Neuroscientists and physicists at the Max Planck Institute for Human Cognitive and Brain Sciences (MPI CBS) in Leipzig (Germany) and anatomist Menno Witter from the Kavli Institute for Systems Neuroscience in Trondheim (Norway) have descended into the depths of the human memory system using a novel approach of precision neuroimaging and high-resolution functional magnetic resonance imaging (fMRI). They identified previously unexplored cortical networks and gave information on the human memory system’s anatomical organization. Their research was published in the journal Neuron.
How can the incredible skills of human memory be explained using brain anatomy? distinct brain activities are known to be anchored in distinct areas and structures of the brain. We know, for example, that particular parts of the cerebral cortex are in charge of perception of the external world, picturing our future, and thinking about other people. However, little is known about the relationship between the brain regions supporting these critical cognitive functions and the human memory system.
The medial temporal lobe (MTL) houses the human memory system. The hippocampus, parahippocampal cortex, perirhinal cortex, and entorhinal cortex are all part of it.

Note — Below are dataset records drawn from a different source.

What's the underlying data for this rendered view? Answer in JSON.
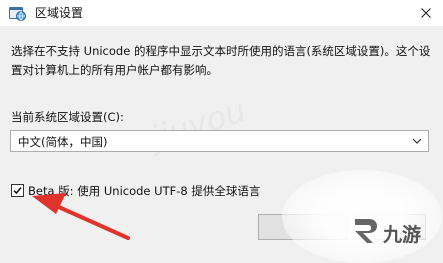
{
  "window": {
    "title": "区域设置",
    "close_glyph": "✕"
  },
  "dialog": {
    "description": "选择在不支持 Unicode 的程序中显示文本时所使用的语言(系统区域设置)。这个设置对计算机上的所有用户帐户都有影响。",
    "locale_label": "当前系统区域设置(C):",
    "locale_select": {
      "value": "中文(简体，中国)"
    },
    "beta_checkbox": {
      "checked": true,
      "label": "Beta 版: 使用 Unicode UTF-8 提供全球语言"
    }
  },
  "overlay": {
    "logo_text": "九游",
    "arrow_color": "#e0332b"
  },
  "icons": {
    "app": "region-globe-icon",
    "close": "close-icon",
    "dropdown": "chevron-down-icon",
    "check": "checkmark-icon"
  }
}
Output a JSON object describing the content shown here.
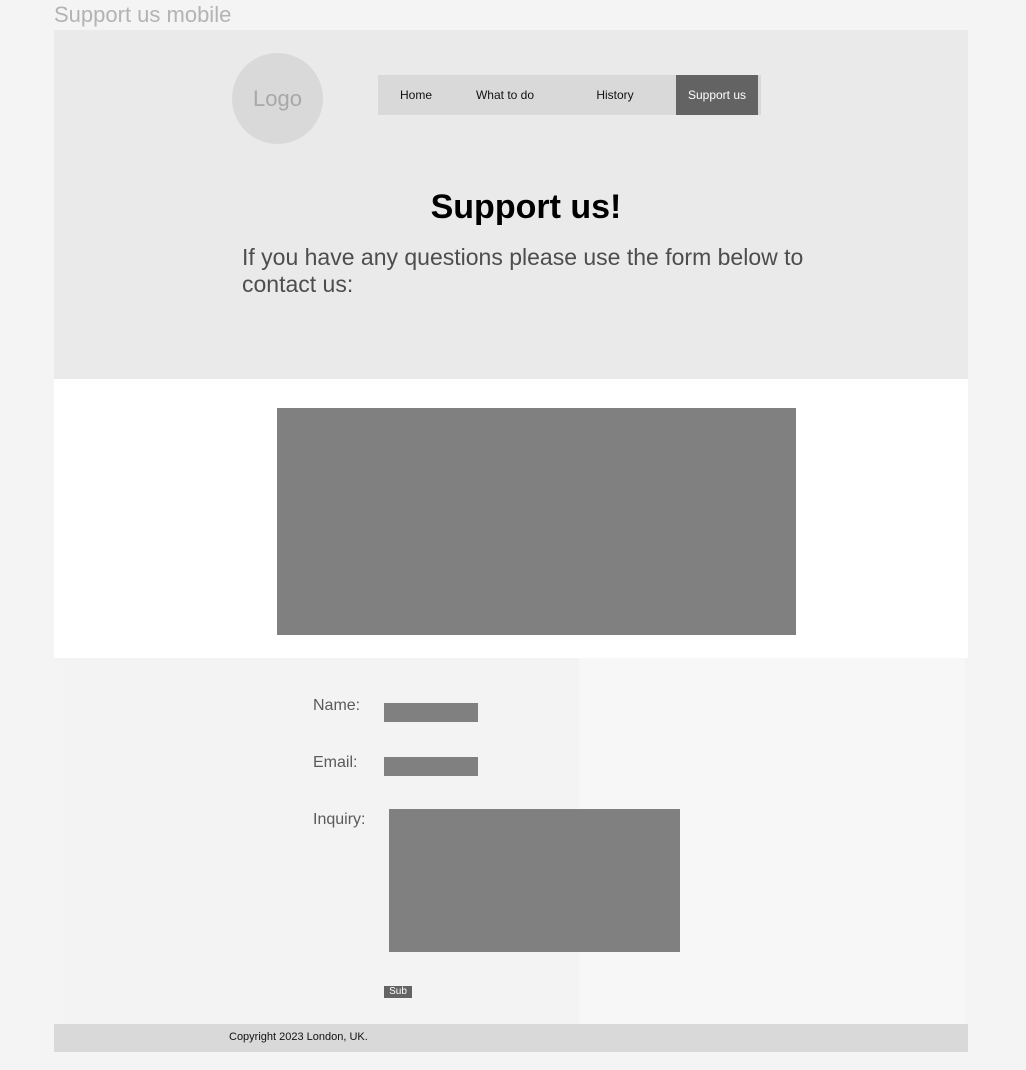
{
  "frame": {
    "title": "Support us mobile"
  },
  "header": {
    "logo": "Logo",
    "nav": [
      "Home",
      "What to do",
      "History",
      "Support us"
    ],
    "active_nav": "Support us",
    "heading": "Support us!",
    "subtitle": "If you have any questions please use the form below to contact us:"
  },
  "form": {
    "name_label": "Name:",
    "email_label": "Email:",
    "inquiry_label": "Inquiry:",
    "submit_label": "Sub"
  },
  "footer": {
    "copyright": "Copyright 2023 London, UK."
  },
  "colors": {
    "header_bg": "#eaeaea",
    "nav_bg": "#d9d9d9",
    "nav_active": "#636363",
    "placeholder": "#808080"
  }
}
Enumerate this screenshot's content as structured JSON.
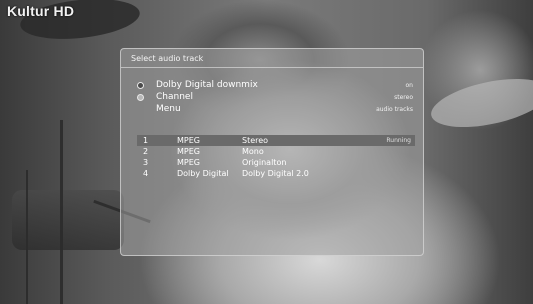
{
  "channel": {
    "logo": "Kultur HD"
  },
  "dialog": {
    "title": "Select audio track",
    "options": [
      {
        "icon": "red-circle-icon",
        "label": "Dolby Digital downmix",
        "value": "on"
      },
      {
        "icon": "green-circle-icon",
        "label": "Channel",
        "value": "stereo"
      },
      {
        "icon": "none",
        "label": "Menu",
        "value": "audio tracks"
      }
    ],
    "tracks": [
      {
        "number": "1",
        "codec": "MPEG",
        "name": "Stereo",
        "status": "Running",
        "selected": true
      },
      {
        "number": "2",
        "codec": "MPEG",
        "name": "Mono",
        "status": "",
        "selected": false
      },
      {
        "number": "3",
        "codec": "MPEG",
        "name": "Originalton",
        "status": "",
        "selected": false
      },
      {
        "number": "4",
        "codec": "Dolby Digital",
        "name": "Dolby Digital 2.0",
        "status": "",
        "selected": false
      }
    ]
  }
}
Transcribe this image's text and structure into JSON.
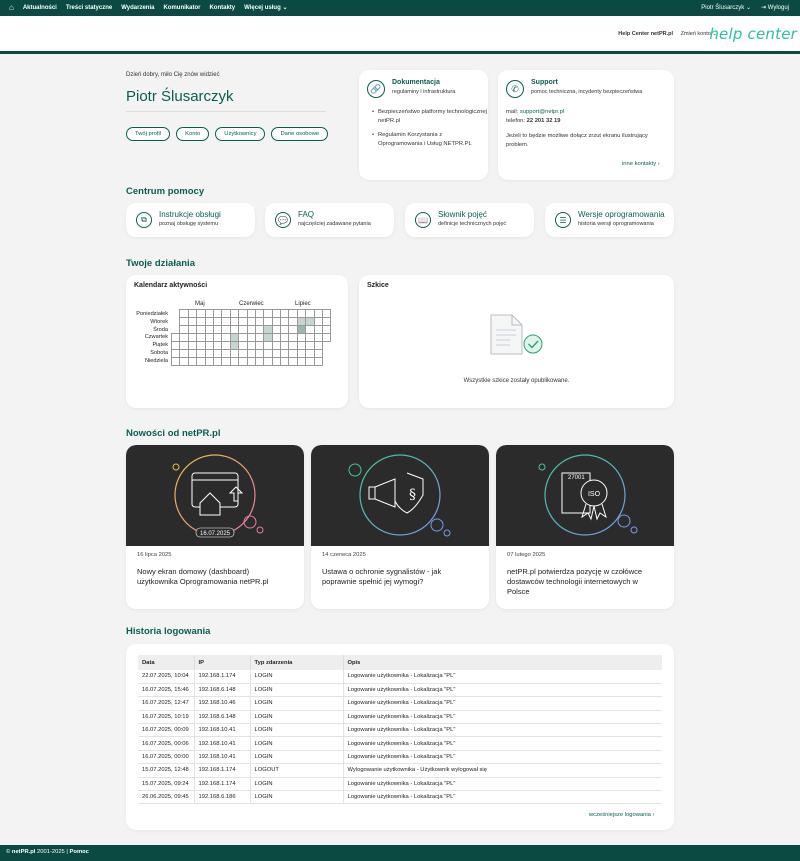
{
  "topnav": {
    "items": [
      "Aktualności",
      "Treści statyczne",
      "Wydarzenia",
      "Komunikator",
      "Kontakty",
      "Więcej usług"
    ],
    "user": "Piotr Ślusarczyk",
    "logout": "Wyloguj"
  },
  "header": {
    "help_center_link": "Help Center netPR.pl",
    "switch_account": "Zmień konto",
    "logo_text": "help center"
  },
  "profile": {
    "greeting": "Dzień dobry, miło Cię znów widzieć",
    "name": "Piotr Ślusarczyk",
    "buttons": [
      "Twój profil",
      "Konto",
      "Użytkownicy",
      "Dane osobowe"
    ]
  },
  "documentation": {
    "title": "Dokumentacja",
    "subtitle": "regulaminy i infrastruktura",
    "items": [
      "Bezpieczeństwo platformy technologicznej netPR.pl",
      "Regulamin Korzystania z Oprogramowania i Usług NETPR.PL"
    ]
  },
  "support": {
    "title": "Support",
    "subtitle": "pomoc techniczna, incydenty bezpieczeństwa",
    "mail_label": "mail:",
    "mail": "support@netpr.pl",
    "phone_label": "telefon:",
    "phone": "22 201 32 19",
    "note": "Jeżeli to będzie możliwe dołącz zrzut ekranu ilustrujący problem.",
    "more": "inne kontakty"
  },
  "help_center": {
    "title": "Centrum pomocy",
    "cards": [
      {
        "title": "Instrukcje obsługi",
        "subtitle": "poznaj obsługę systemu",
        "icon": "copy-icon"
      },
      {
        "title": "FAQ",
        "subtitle": "najczęściej zadawane pytania",
        "icon": "chat-icon"
      },
      {
        "title": "Słownik pojęć",
        "subtitle": "definicje technicznych pojęć",
        "icon": "book-icon"
      },
      {
        "title": "Wersje oprogramowania",
        "subtitle": "historia wersji oprogramowania",
        "icon": "layers-icon"
      }
    ]
  },
  "activity": {
    "title": "Twoje działania",
    "calendar_title": "Kalendarz aktywności",
    "months": [
      "Maj",
      "Czerwiec",
      "Lipiec"
    ],
    "days": [
      "Poniedziałek",
      "Wtorek",
      "Środa",
      "Czwartek",
      "Piątek",
      "Sobota",
      "Niedziela"
    ],
    "drafts_title": "Szkice",
    "drafts_empty": "Wszystkie szkice zostały opublikowane."
  },
  "news": {
    "title": "Nowości od netPR.pl",
    "items": [
      {
        "date": "16 lipca 2025",
        "title": "Nowy ekran domowy (dashboard) użytkownika Oprogramowania netPR.pl",
        "badge": "16.07.2025"
      },
      {
        "date": "14 czerwca 2025",
        "title": "Ustawa o ochronie sygnalistów - jak poprawnie spełnić jej wymogi?"
      },
      {
        "date": "07 lutego 2025",
        "title": "netPR.pl potwierdza pozycję w czołówce dostawców technologii internetowych w Polsce",
        "badge": "27001",
        "badge2": "ISO"
      }
    ]
  },
  "history": {
    "title": "Historia logowania",
    "columns": [
      "Data",
      "IP",
      "Typ zdarzenia",
      "Opis"
    ],
    "rows": [
      [
        "22.07.2025, 10:04",
        "192.168.1.174",
        "LOGIN",
        "Logowanie użytkownika - Lokalizacja \"PL\""
      ],
      [
        "16.07.2025, 15:46",
        "192.168.6.148",
        "LOGIN",
        "Logowanie użytkownika - Lokalizacja \"PL\""
      ],
      [
        "16.07.2025, 12:47",
        "192.168.10.46",
        "LOGIN",
        "Logowanie użytkownika - Lokalizacja \"PL\""
      ],
      [
        "16.07.2025, 10:19",
        "192.168.6.148",
        "LOGIN",
        "Logowanie użytkownika - Lokalizacja \"PL\""
      ],
      [
        "16.07.2025, 00:09",
        "192.168.10.41",
        "LOGIN",
        "Logowanie użytkownika - Lokalizacja \"PL\""
      ],
      [
        "16.07.2025, 00:06",
        "192.168.10.41",
        "LOGIN",
        "Logowanie użytkownika - Lokalizacja \"PL\""
      ],
      [
        "16.07.2025, 00:00",
        "192.168.10.41",
        "LOGIN",
        "Logowanie użytkownika - Lokalizacja \"PL\""
      ],
      [
        "15.07.2025, 12:48",
        "192.168.1.174",
        "LOGOUT",
        "Wylogowanie użytkownika - Użytkownik wylogował się"
      ],
      [
        "15.07.2025, 09:24",
        "192.168.1.174",
        "LOGIN",
        "Logowanie użytkownika - Lokalizacja \"PL\""
      ],
      [
        "26.06.2025, 09:45",
        "192.168.6.186",
        "LOGIN",
        "Logowanie użytkownika - Lokalizacja \"PL\""
      ]
    ],
    "more": "wcześniejsze logowania"
  },
  "footer": {
    "brand": "netPR.pl",
    "years": "2001-2025",
    "separator": "|",
    "help": "Pomoc"
  },
  "colors": {
    "primary": "#0b4a42",
    "accent": "#2bbfa4"
  }
}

“One big challenge in studying the MTL is its great anatomical variability across people. Therefore, prior studies that were using group-averaged data, blurred fine anatomical details between different subregions of the human MTL that are located in close proximity to each other. It is like studying face structure by averaging 1,000 different faces together. We will get important organizational principles of a face—where the eyes and the nose are located, where the mouth is, but we will completely loose idiosyncratic important details,” explains the study’s first author, Daniel Reznik of MPI CBS.
Another issue in investigating the MTL in humans, according to Reznik, is that this brain region is heavily influenced by susceptibility artifacts, making it difficult to obtain high-quality signals from this brain region.
In the current work, the researchers overcame these obstacles in MTL imaging and eventually investigated the dispersed cortical anatomy associated with different subregions of the human temporal lobe in people.
“So instead of collecting data from many different people, we collected a lot of data from the same individuals, which dramatically increased the anatomical precision of our study. We combined our expertise in high-field imaging, neuroanatomy, and cognitive neuroscience and examined MTL anatomy in great detail. This allowed us to identify cortical networks associated with the human medial temporal lobe that were unknown to previous human memory research,” Reznik concludes.
He adds, “Similar cortical networks also exist in animals and perhaps the most exciting finding is that we have now evidence for potentially new cortical pathways in the human memory system compared with non-human primates.”
Christian Doeller, Director of the Department of Psychology at MPI CBS, says, “These new findings are important since even after many years of research into human memory, no one really knew how the regions in the MTL are connected with the rest of the human brain. Connectivity of the entorhinal cortex is of particular interest for us, since this is one of the first brain regions affected by Alzheimer’s disease.”
“Our discovery defines the anatomical constraints within which human memory functions operate and are informative for studying the evolutionary development of temporal lobe circuitry in different species. For example, data from non-human primates show only slight connections between the entorhinal cortex and the frontal cortex in comparison—in contrast, we found that these connections are more pronounced in humans.”
Reznik adds, “Since one of the networks connected to the human entorhinal cortex is also involved in social processing, we suspect that it is an evolutionarily young network that may have evolved after the extensive expansion of the cortex in humans.”